There’s one good reason why this week I metamorphosed into an archaic-photo enthusiast.
A short meeting with a fellow Filipino in Brookings weeks ago got me into thinking to scan my old pictures and salvage them from further wear and tear. Each photo in her stack of albums, she insisted, carries brilliant stories of long ago that should not be expunged simply through waning and yellowing. In as much as she wanted the photos to be reinstated to their original grandeur, there was nothing so much she could do but to clean them from lizards’ debris, having been concealed in the filing cabinet for quite a time.

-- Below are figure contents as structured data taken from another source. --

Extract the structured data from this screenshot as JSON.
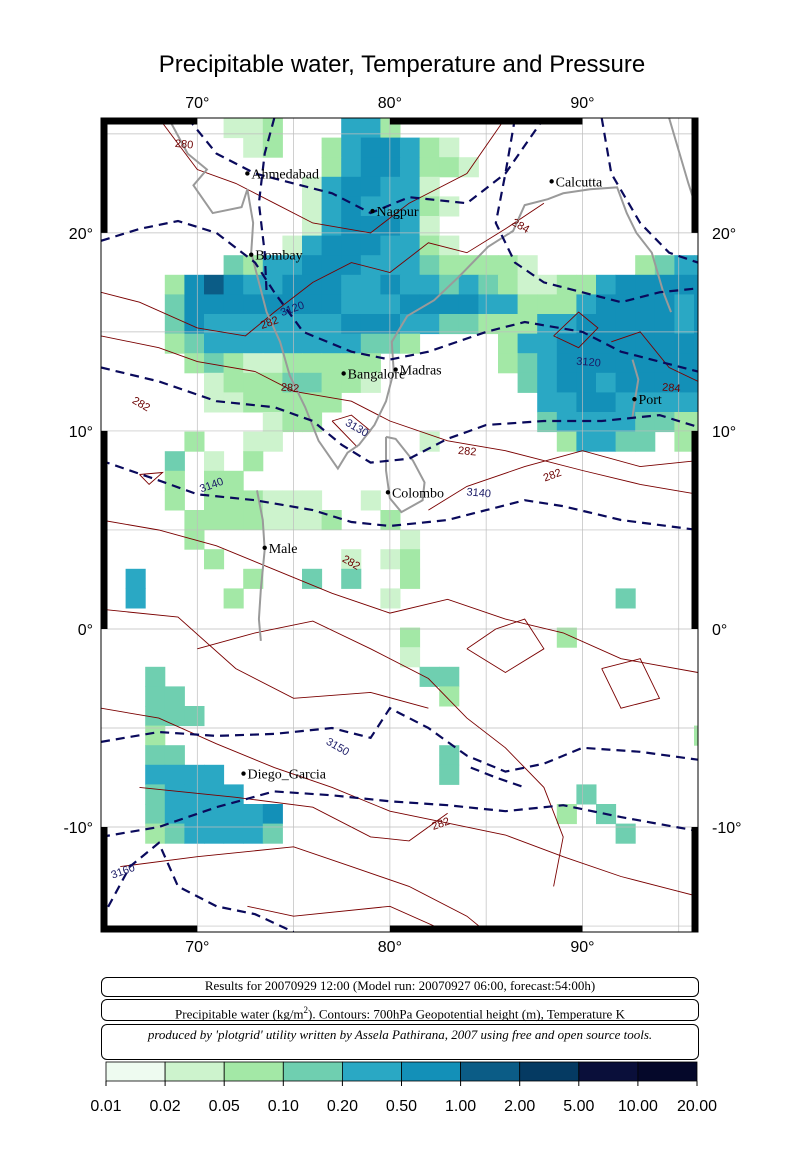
{
  "title": "Precipitable water, Temperature and Pressure",
  "map": {
    "lon_range": [
      65,
      96
    ],
    "lat_range": [
      -15.3,
      25.8
    ],
    "lon_ticks": [
      {
        "value": 70,
        "label": "70°"
      },
      {
        "value": 80,
        "label": "80°"
      },
      {
        "value": 90,
        "label": "90°"
      }
    ],
    "lat_ticks": [
      {
        "value": 20,
        "label": "20°"
      },
      {
        "value": 10,
        "label": "10°"
      },
      {
        "value": 0,
        "label": "0°"
      },
      {
        "value": -10,
        "label": "-10°"
      }
    ],
    "cities": [
      {
        "name": "Ahmedabad",
        "lon": 72.6,
        "lat": 23.0
      },
      {
        "name": "Nagpur",
        "lon": 79.1,
        "lat": 21.1
      },
      {
        "name": "Calcutta",
        "lon": 88.4,
        "lat": 22.6
      },
      {
        "name": "Bombay",
        "lon": 72.8,
        "lat": 18.9
      },
      {
        "name": "Madras",
        "lon": 80.3,
        "lat": 13.1
      },
      {
        "name": "Bangalore",
        "lon": 77.6,
        "lat": 12.9
      },
      {
        "name": "Port",
        "lon": 92.7,
        "lat": 11.6
      },
      {
        "name": "Colombo",
        "lon": 79.9,
        "lat": 6.9
      },
      {
        "name": "Male",
        "lon": 73.5,
        "lat": 4.1
      },
      {
        "name": "Diego_Garcia",
        "lon": 72.4,
        "lat": -7.3
      }
    ],
    "contour_labels": [
      {
        "text": "3120",
        "lon": 75.0,
        "lat": 16.0,
        "color": "#1a1a66"
      },
      {
        "text": "3120",
        "lon": 90.3,
        "lat": 13.3,
        "color": "#1a1a66"
      },
      {
        "text": "3130",
        "lon": 78.2,
        "lat": 10.0,
        "color": "#1a1a66"
      },
      {
        "text": "3140",
        "lon": 70.8,
        "lat": 7.1,
        "color": "#1a1a66"
      },
      {
        "text": "3140",
        "lon": 84.6,
        "lat": 6.7,
        "color": "#1a1a66"
      },
      {
        "text": "3150",
        "lon": 77.2,
        "lat": -6.1,
        "color": "#1a1a66"
      },
      {
        "text": "3160",
        "lon": 66.2,
        "lat": -12.4,
        "color": "#1a1a66"
      },
      {
        "text": "280",
        "lon": 69.3,
        "lat": 24.3,
        "color": "#6b0000"
      },
      {
        "text": "284",
        "lon": 86.7,
        "lat": 20.2,
        "color": "#6b0000"
      },
      {
        "text": "282",
        "lon": 73.8,
        "lat": 15.3,
        "color": "#6b0000"
      },
      {
        "text": "282",
        "lon": 74.8,
        "lat": 12.0,
        "color": "#6b0000"
      },
      {
        "text": "282",
        "lon": 67.0,
        "lat": 11.2,
        "color": "#6b0000"
      },
      {
        "text": "282",
        "lon": 88.5,
        "lat": 7.6,
        "color": "#6b0000"
      },
      {
        "text": "282",
        "lon": 84.0,
        "lat": 8.8,
        "color": "#6b0000"
      },
      {
        "text": "282",
        "lon": 77.9,
        "lat": 3.2,
        "color": "#6b0000"
      },
      {
        "text": "282",
        "lon": 82.7,
        "lat": -10.0,
        "color": "#6b0000"
      },
      {
        "text": "284",
        "lon": 94.6,
        "lat": 12.0,
        "color": "#6b0000"
      }
    ],
    "colors": {
      "temperature_contour": "#7a0000",
      "geopotential_contour": "#0a0a5c",
      "coastline": "#9a9a9a",
      "grid": "#bdbdbd"
    }
  },
  "info": {
    "line1": "Results for 20070929 12:00 (Model run: 20070927 06:00, forecast:54:00h)",
    "line2_a": "Precipitable water (kg/m",
    "line2_sup": "2",
    "line2_b": ").  Contours: 700hPa Geopotential height (m), Temperature K",
    "line3": "produced by 'plotgrid' utility written by Assela Pathirana, 2007 using free and open source tools."
  },
  "colorbar": {
    "labels": [
      "0.01",
      "0.02",
      "0.05",
      "0.10",
      "0.20",
      "0.50",
      "1.00",
      "2.00",
      "5.00",
      "10.00",
      "20.00"
    ],
    "colors": [
      "#eefbf0",
      "#cdf3cd",
      "#a3e8a6",
      "#6fcfb0",
      "#2aa8c4",
      "#1390b8",
      "#0b5c86",
      "#053a62",
      "#0a0f3a",
      "#05082a",
      "#000014"
    ]
  }
}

Hours later, inside my room, I brushed and scraped. There is this box I brought along from the Philippines that is full of old photos of me and my family. It has been in my drawer for over a year already and, today, it grinds its teeth and spews eruptive magma of displeasure saying, “lazy dude, clean me!”
While meticulously unfolding and smoothing the furrows for hours, I also spent appreciating how little I have changed all these years in terms of looks. Even perhaps the not-so-close friends could effortlessly spot me from the rest of my look-alike clan associates. They probably would be quick to cop out on certain facial features that are very evident-the round eyes, uniquely-shaped eyebrows, flushed cheeks and the shipshape boy-cut hair I always have been sporting. “You still have the same big eyes and cute flat nose,” I could imagine them asserting. Oh well, I could only give a very consenting nod when that happens.
As the scuffing continued, I chanced upon a black and white photo,which fully monopolized my interest, of me and my cousins. It was the main reason why I became too enthusiastic like a budding photographer for this article. Apart from the photo’s more than 20-year value, the faces of my cousins were equally appealing. I imagined how the years made each one of us the persons that we are at present.
The old photo did not only paint thousands of words or imaginings but created the untold stories that I never knew happened before; as told by Mama-in the past-when I asked her why there were giant pigs in front of us that almost hid my small, young frame; she giggly told me how she panicked when the neighbor’s pigs cut loose from their enclosure and headed towards the ‘little’ league members who were all smiling for the long-anticipated picture-taking. She said that she had run crazily, mightily after the pigs to shoo them away with just a twig in her hand and tongue-lashed our neighbor thereafter for putting my life at risk.
Photos bring back memories of yesteryears. Good or bad, they are sources of forgotten sagas of life. I want to re-live the past many years from now. That is why I have been collecting loads of photos from different events in and out of the SDSU campus-from paid student events, to free plays at the auditorium, to important inaugurations and parties, to even conferences and small gatherings in Brookings.
Great impressions are scarce, not to mention precious, and I want to catch them while I can. As Rutger Hauer’s character of Roy Batty in Blade Runner said before he died: “All these moments will be lost in time. Like tears in the rain…” So, join me. Get those cameras clicking and enjoy the Kodak moments.